Lhotellier (2001) lui-même invite à clarifier cette notion, ainsi que notre attitude envers elle. Il souligne qu’au fond, l’idée de projet peut être refusée, au sens où chacun.e peut « préférer vivre selon l’instant, au jour le jour, faire jour après jour, et voir le tracé après » (p. 163). Pourtant, la nécessité d’avoir un projet, notamment dans le domaine de l’insertion et de l’emploi, parait légitime. Plusieurs auteur.e.s ont toutefois mis en évidence le fait que le modèle du projet constitue un paradoxe, je reprends par exemple une citation de Claude Coquelle pour qui « les insertions heureuses n’ont pas de projet » (cité par Dugué et al., 1999, p. 249). Le modèle du projet pourrait ne pas correspondre au fonctionnement réel de la construction d’une voie professionnelle. Boutinet (1999) en parle comme « une dérive de la désillusion » ou comme une « injonction paradoxale ».

o Le projet comme intention réfléchie

Le projet renvoie fondamentalement à l’action, comme son étymologie le suggère, ce mot provient du latin projectare qui correspond à « jeter en avant » (Guichard & Huteau, 2007).

Le projet peut être défini comme la « représentation d’une situation ou d’un état que l’on souhaite atteindre – ou d’un objet que l’on se propose de construire ou de transformer – en effectuant une série d’actions constituant l’esquisse d’un plan visant à la réalisation de ce dessein » (Guichard & Huteau, 2007, p. 344). En d’autres termes, il correspond à l’action que l’on désire réaliser et confronte « des éléments personnels à des données sociales et/ou contextuelles précises » (Dugué et al., 1999, p. 248). Le projet comprend l’élaboration et la détermination d’un certain plan d’action, celui-ci n’est pas fixe, tout comme les buts et les objectifs peuvent être revisités au fur et à mesure de l’engagement dans la réalisation du plan.

Le projet n’est donc pas un simple désir mais une intention réfléchie. Cette intention réfléchie est inscrite dans le temps et dans l’action. Le projet requiert en effet de l’individu de s’interroger et d’évaluer les moyens disponibles et nécessaires à sa réalisation.
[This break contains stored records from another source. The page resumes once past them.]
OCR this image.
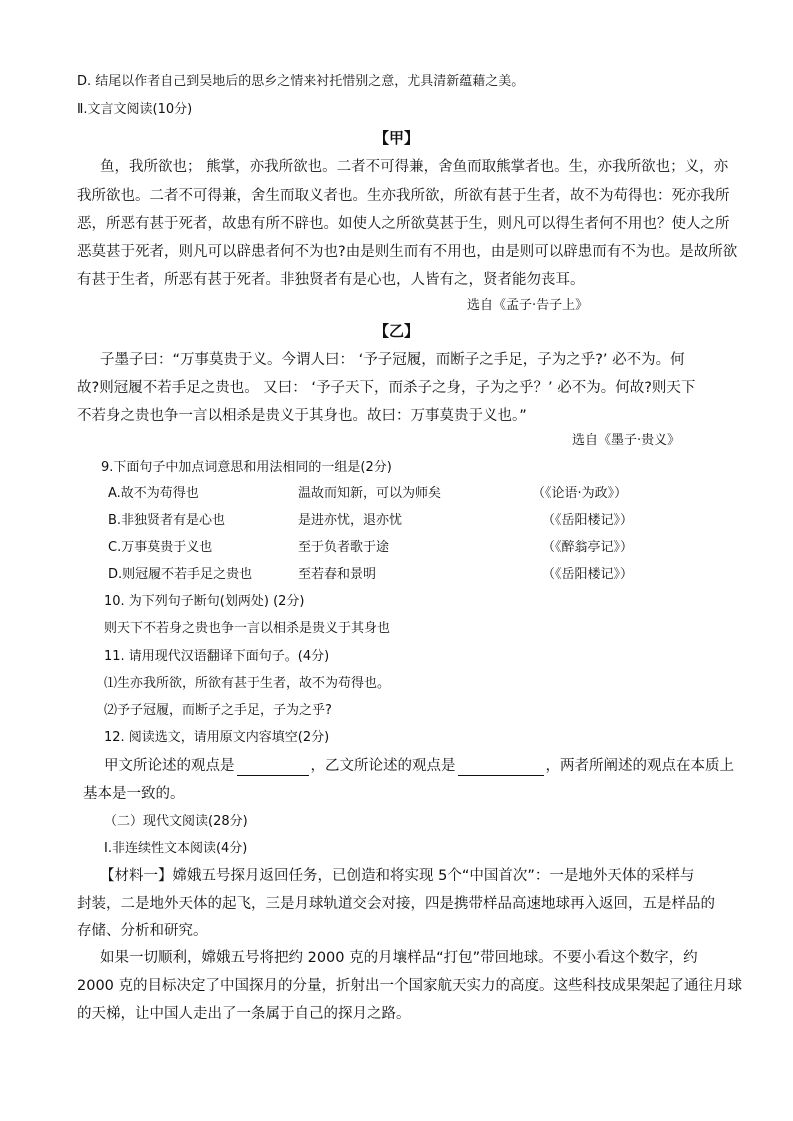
D. 结尾以作者自己到吴地后的思乡之情来衬托惜别之意，尤具清新蕴藉之美。
Ⅱ.文言文阅读(10分)
【甲】
鱼，我所欲也； 熊掌，亦我所欲也。二者不可得兼，舍鱼而取熊掌者也。生，亦我所欲也；义，亦
我所欲也。二者不可得兼，舍生而取义者也。生亦我所欲，所欲有甚于生者，故不为苟得也：死亦我所
恶，所恶有甚于死者，故患有所不辟也。如使人之所欲莫甚于生，则凡可以得生者何不用也？使人之所
恶莫甚于死者，则凡可以辟患者何不为也?由是则生而有不用也，由是则可以辟患而有不为也。是故所欲
有甚于生者，所恶有甚于死者。非独贤者有是心也，人皆有之，贤者能勿丧耳。
选自《孟子·告子上》
【乙】
子墨子曰：“万事莫贵于义。今谓人曰： ‘予子冠履，而断子之手足，子为之乎?’ 必不为。何
故?则冠履不若手足之贵也。 又曰： ‘予子天下，而杀子之身，子为之乎？’ 必不为。何故?则天下
不若身之贵也争一言以相杀是贵义于其身也。故曰：万事莫贵于义也。”
选自《墨子·贵义》
9.下面句子中加点词意思和用法相同的一组是(2分)
A.故不为苟得也	温故而知新，可以为师矣	（《论语·为政》）
B.非独贤者有是心也	是进亦忧，退亦忧	（《岳阳楼记》）
C.万事莫贵于义也	至于负者歌于途	（《醉翁亭记》）
D.则冠履不若手足之贵也	至若春和景明	（《岳阳楼记》）
10. 为下列句子断句(划两处) (2分)
则天下不若身之贵也争一言以相杀是贵义于其身也
11. 请用现代汉语翻译下面句子。(4分)
⑴生亦我所欲，所欲有甚于生者，故不为苟得也。
⑵予子冠履，而断子之手足，子为之乎?
12. 阅读选文，请用原文内容填空(2分)
甲文所论述的观点是	，乙文所论述的观点是	，两者所阐述的观点在本质上
基本是一致的。
（二）现代文阅读(28分)
Ⅰ.非连续性文本阅读(4分)
【材料一】嫦娥五号探月返回任务，已创造和将实现 5个“中国首次”：一是地外天体的采样与
封装，二是地外天体的起飞，三是月球轨道交会对接，四是携带样品高速地球再入返回，五是样品的
存储、分析和研究。
如果一切顺利，嫦娥五号将把约 2000 克的月壤样品“打包”带回地球。不要小看这个数字，约
2000 克的目标决定了中国探月的分量，折射出一个国家航天实力的高度。这些科技成果架起了通往月球
的天梯，让中国人走出了一条属于自己的探月之路。
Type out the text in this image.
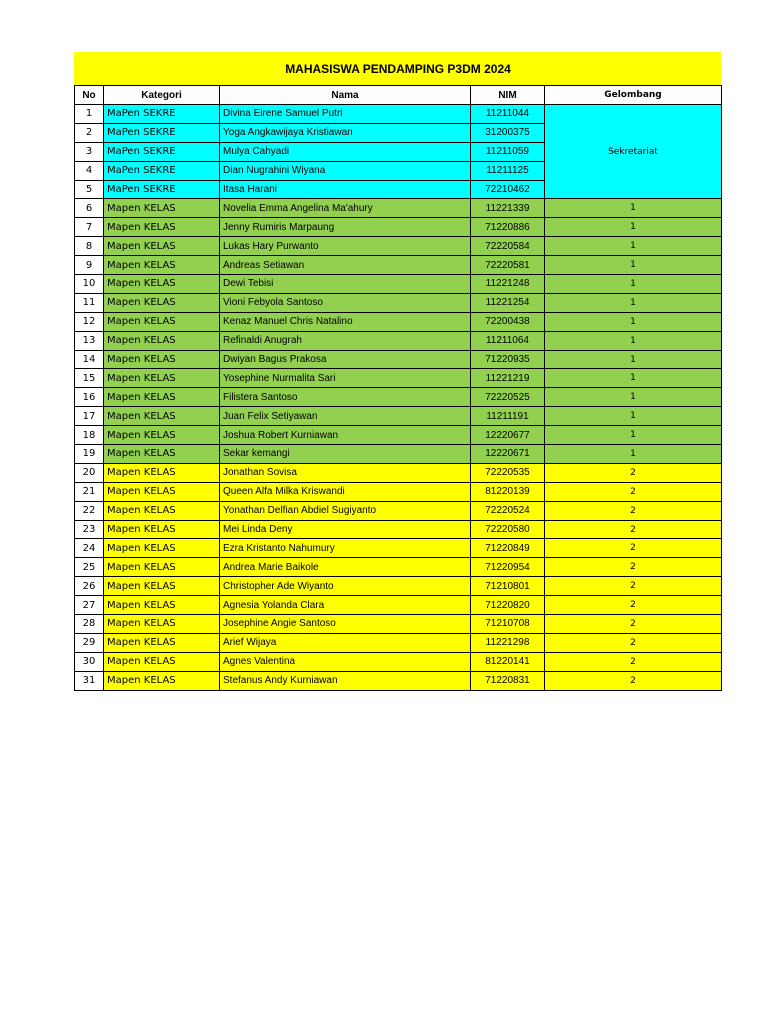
MAHASISWA PENDAMPING P3DM 2024
No	Kategori	Nama	NIM	Gelombang
1	MaPen SEKRE	Divina Eirene Samuel Putri	11211044	Sekretariat
2	MaPen SEKRE	Yoga Angkawijaya Kristiawan	31200375	
3	MaPen SEKRE	Mulya Cahyadi	11211059	
4	MaPen SEKRE	Dian Nugrahini Wiyana	11211125	
5	MaPen SEKRE	Itasa Harani	72210462	
6	Mapen KELAS	Novelia Emma Angelina Ma'ahury	11221339	1
7	Mapen KELAS	Jenny Rumiris Marpaung	71220886	1
8	Mapen KELAS	Lukas Hary Purwanto	72220584	1
9	Mapen KELAS	Andreas Setiawan	72220581	1
10	Mapen KELAS	Dewi Tebisi	11221248	1
11	Mapen KELAS	Vioni Febyola Santoso	11221254	1
12	Mapen KELAS	Kenaz Manuel Chris Natalino	72200438	1
13	Mapen KELAS	Refinaldi Anugrah	11211064	1
14	Mapen KELAS	Dwiyan Bagus Prakosa	71220935	1
15	Mapen KELAS	Yosephine Nurmalita Sari	11221219	1
16	Mapen KELAS	Filistera Santoso	72220525	1
17	Mapen KELAS	Juan Felix Setiyawan	11211191	1
18	Mapen KELAS	Joshua Robert Kurniawan	12220677	1
19	Mapen KELAS	Sekar kemangi	12220671	1
20	Mapen KELAS	Jonathan Sovisa	72220535	2
21	Mapen KELAS	Queen Alfa Milka Kriswandi	81220139	2
22	Mapen KELAS	Yonathan Delfian Abdiel Sugiyanto	72220524	2
23	Mapen KELAS	Mei Linda Deny	72220580	2
24	Mapen KELAS	Ezra Kristanto Nahumury	71220849	2
25	Mapen KELAS	Andrea Marie Baikole	71220954	2
26	Mapen KELAS	Christopher Ade Wiyanto	71210801	2
27	Mapen KELAS	Agnesia Yolanda Clara	71220820	2
28	Mapen KELAS	Josephine Angie Santoso	71210708	2
29	Mapen KELAS	Arief Wijaya	11221298	2
30	Mapen KELAS	Agnes Valentina	81220141	2
31	Mapen KELAS	Stefanus Andy Kurniawan	71220831	2
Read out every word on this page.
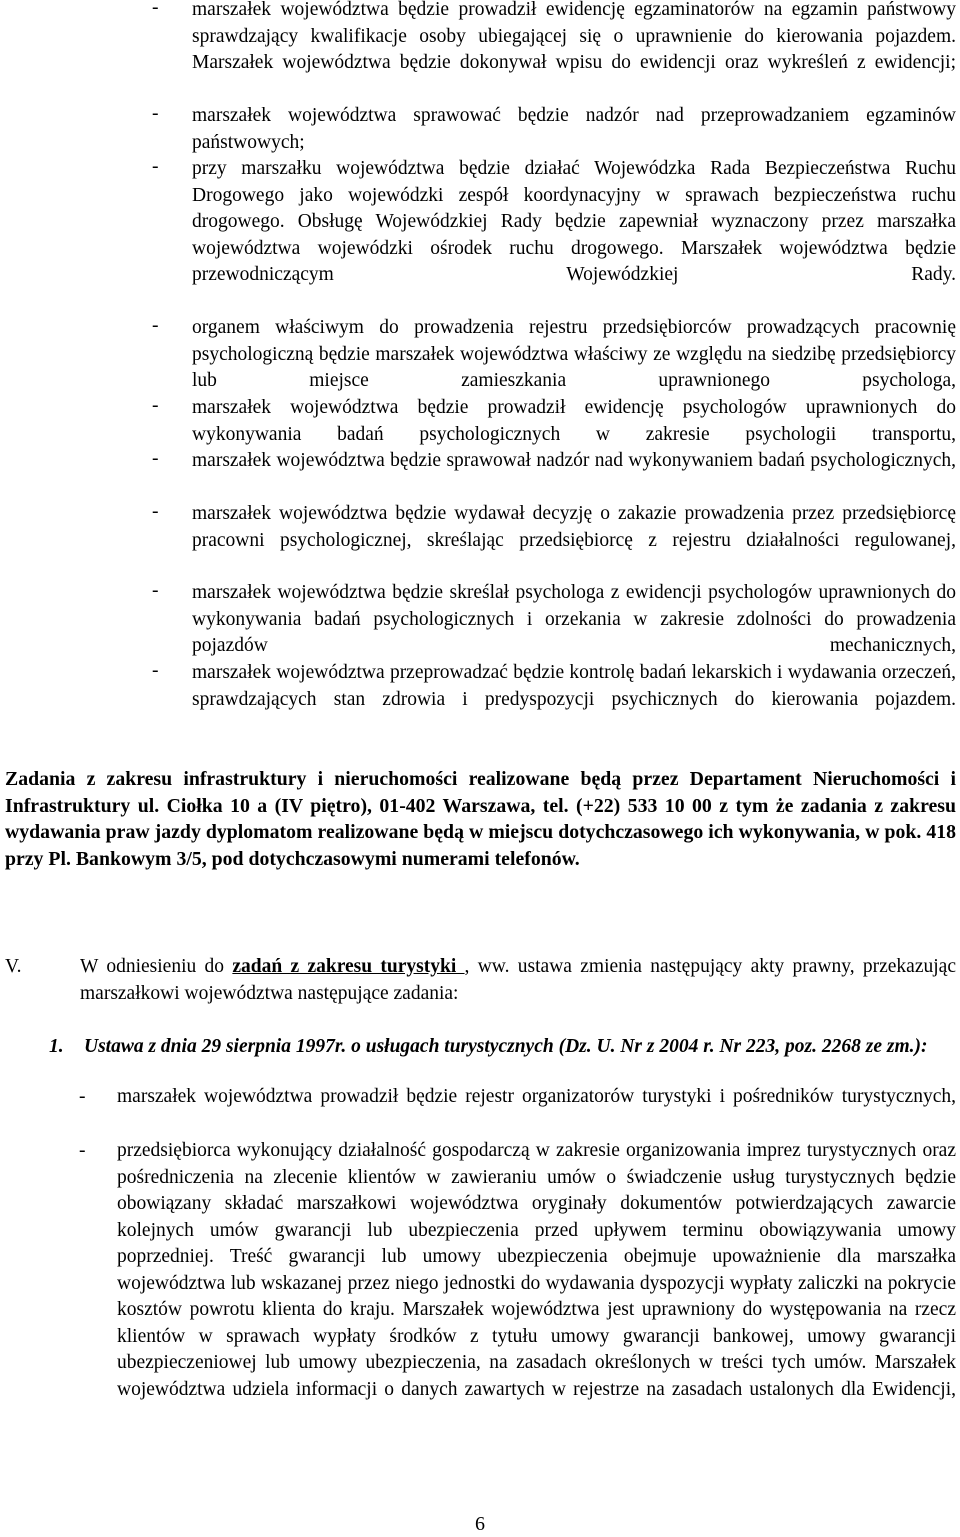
- marszałek województwa będzie prowadził ewidencję egzaminatorów na egzamin państwowy sprawdzający kwalifikacje osoby ubiegającej się o uprawnienie do kierowania pojazdem. Marszałek województwa będzie dokonywał wpisu do ewidencji oraz wykreśleń z ewidencji;

- marszałek województwa sprawować będzie nadzór nad przeprowadzaniem egzaminów państwowych;

- przy marszałku województwa będzie działać Wojewódzka Rada Bezpieczeństwa Ruchu Drogowego jako wojewódzki zespół koordynacyjny w sprawach bezpieczeństwa ruchu drogowego. Obsługę Wojewódzkiej Rady będzie zapewniał wyznaczony przez marszałka województwa wojewódzki ośrodek ruchu drogowego. Marszałek województwa będzie przewodniczącym Wojewódzkiej Rady.

- organem właściwym do prowadzenia rejestru przedsiębiorców prowadzących pracownię psychologiczną będzie marszałek województwa właściwy ze względu na siedzibę przedsiębiorcy lub miejsce zamieszkania uprawnionego psychologa,

- marszałek województwa będzie prowadził ewidencję psychologów uprawnionych do wykonywania badań psychologicznych w zakresie psychologii transportu,

- marszałek województwa będzie sprawował nadzór nad wykonywaniem badań psychologicznych,

- marszałek województwa będzie wydawał decyzję o zakazie prowadzenia przez przedsiębiorcę pracowni psychologicznej, skreślając przedsiębiorcę z rejestru działalności regulowanej,

- marszałek województwa będzie skreślał psychologa z ewidencji psychologów uprawnionych do wykonywania badań psychologicznych i orzekania w zakresie zdolności do prowadzenia pojazdów mechanicznych,

- marszałek województwa przeprowadzać będzie kontrolę badań lekarskich i wydawania orzeczeń, sprawdzających stan zdrowia i predyspozycji psychicznych do kierowania pojazdem.

Zadania z zakresu infrastruktury i nieruchomości realizowane będą przez Departament Nieruchomości i Infrastruktury ul. Ciołka 10 a (IV piętro), 01-402 Warszawa, tel. (+22) 533 10 00 z tym że zadania z zakresu wydawania praw jazdy dyplomatom realizowane będą w miejscu dotychczasowego ich wykonywania, w pok. 418 przy Pl. Bankowym 3/5, pod dotychczasowymi numerami telefonów.

V.	W odniesieniu do zadań z zakresu turystyki , ww. ustawa zmienia następujący akty prawny, przekazując marszałkowi województwa następujące zadania:

1. Ustawa z dnia 29 sierpnia 1997r. o usługach turystycznych (Dz. U. Nr z 2004 r. Nr 223, poz. 2268 ze zm.):

- marszałek województwa prowadził będzie rejestr organizatorów turystyki i pośredników turystycznych,

- przedsiębiorca wykonujący działalność gospodarczą w zakresie organizowania imprez turystycznych oraz pośredniczenia na zlecenie klientów w zawieraniu umów o świadczenie usług turystycznych będzie obowiązany składać marszałkowi województwa oryginały dokumentów potwierdzających zawarcie kolejnych umów gwarancji lub ubezpieczenia przed upływem terminu obowiązywania umowy poprzedniej. Treść gwarancji lub umowy ubezpieczenia obejmuje upoważnienie dla marszałka województwa lub wskazanej przez niego jednostki do wydawania dyspozycji wypłaty zaliczki na pokrycie kosztów powrotu klienta do kraju. Marszałek województwa jest uprawniony do występowania na rzecz klientów w sprawach wypłaty środków z tytułu umowy gwarancji bankowej, umowy gwarancji ubezpieczeniowej lub umowy ubezpieczenia, na zasadach określonych w treści tych umów. Marszałek województwa udziela informacji o danych zawartych w rejestrze na zasadach ustalonych dla Ewidencji,

6
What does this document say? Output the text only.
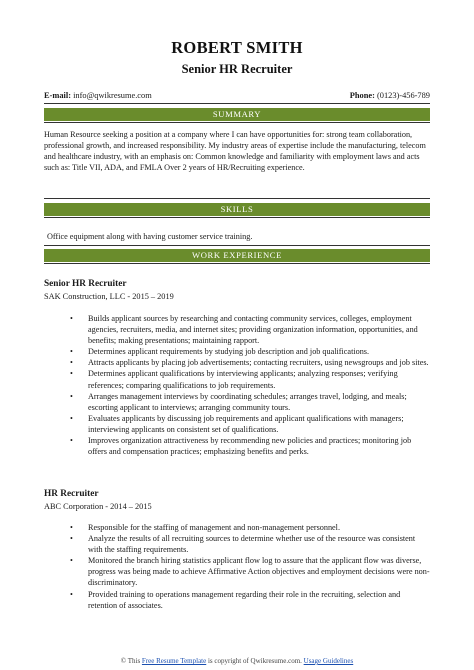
ROBERT SMITH
Senior HR Recruiter
E-mail: info@qwikresume.com	Phone: (0123)-456-789
SUMMARY
Human Resource seeking a position at a company where I can have opportunities for: strong team collaboration, professional growth, and increased responsibility. My industry areas of expertise include the manufacturing, telecom and healthcare industry, with an emphasis on: Common knowledge and familiarity with employment laws and acts such as: Title VII, ADA, and FMLA Over 2 years of HR/Recruiting experience.
SKILLS
Office equipment along with having customer service training.
WORK EXPERIENCE
Senior HR Recruiter
SAK Construction, LLC - 2015 – 2019
• Builds applicant sources by researching and contacting community services, colleges, employment agencies, recruiters, media, and internet sites; providing organization information, opportunities, and benefits; making presentations; maintaining rapport.
• Determines applicant requirements by studying job description and job qualifications.
• Attracts applicants by placing job advertisements; contacting recruiters, using newsgroups and job sites.
• Determines applicant qualifications by interviewing applicants; analyzing responses; verifying references; comparing qualifications to job requirements.
• Arranges management interviews by coordinating schedules; arranges travel, lodging, and meals; escorting applicant to interviews; arranging community tours.
• Evaluates applicants by discussing job requirements and applicant qualifications with managers; interviewing applicants on consistent set of qualifications.
• Improves organization attractiveness by recommending new policies and practices; monitoring job offers and compensation practices; emphasizing benefits and perks.
HR Recruiter
ABC Corporation - 2014 – 2015
• Responsible for the staffing of management and non-management personnel.
• Analyze the results of all recruiting sources to determine whether use of the resource was consistent with the staffing requirements.
• Monitored the branch hiring statistics applicant flow log to assure that the applicant flow was diverse, progress was being made to achieve Affirmative Action objectives and employment decisions were non-discriminatory.
• Provided training to operations management regarding their role in the recruiting, selection and retention of associates.
© This Free Resume Template is copyright of Qwikresume.com. Usage Guidelines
Chacun.e doit donc délibérer et vraisemblablement faire le deuil de certains choix. En effet, Guichard et Huteau (2007) rendent attentif au fait que « [e]n tant qu’intention réfléchie, le projet d’avenir se distingue de vagues désirs, attentes ou espérances : il n’y a projet personnel que lorsque l’individu a délibéré avec lui-même (avec ou sans l’aide d’autrui) » (p. 347). Pour ces auteurs, « cette délibération sur les moyens est aussi essentielle que celle qui porte sur le « déjà là » et sur le futur souhaité » (p. 348). Le projet, en étant au-delà de tout objectif déterminé qu’il vise, forme « un cercle représentatif du déjà là et du futur qui s’inscrit dans une action » (p. 345). Le futur apparait essentiel au projet d’avenir. En outre, pour qu’il y ait projet, l’individu doit mener une réflexion sur trois plans : quant à sa valeur présente, quant à son hypothétique intérêt futur et quant aux moyens de réalisation. Le projet met donc en relation passé, présent, futur, avec une attention particulière sur cette dernière dimension car « [c]’est ce futur, visé par l’action, qui donne en effet, à un moment donné, un sens déterminé au présent et au passé » (Guichard & Huteau, 2007, p. 348).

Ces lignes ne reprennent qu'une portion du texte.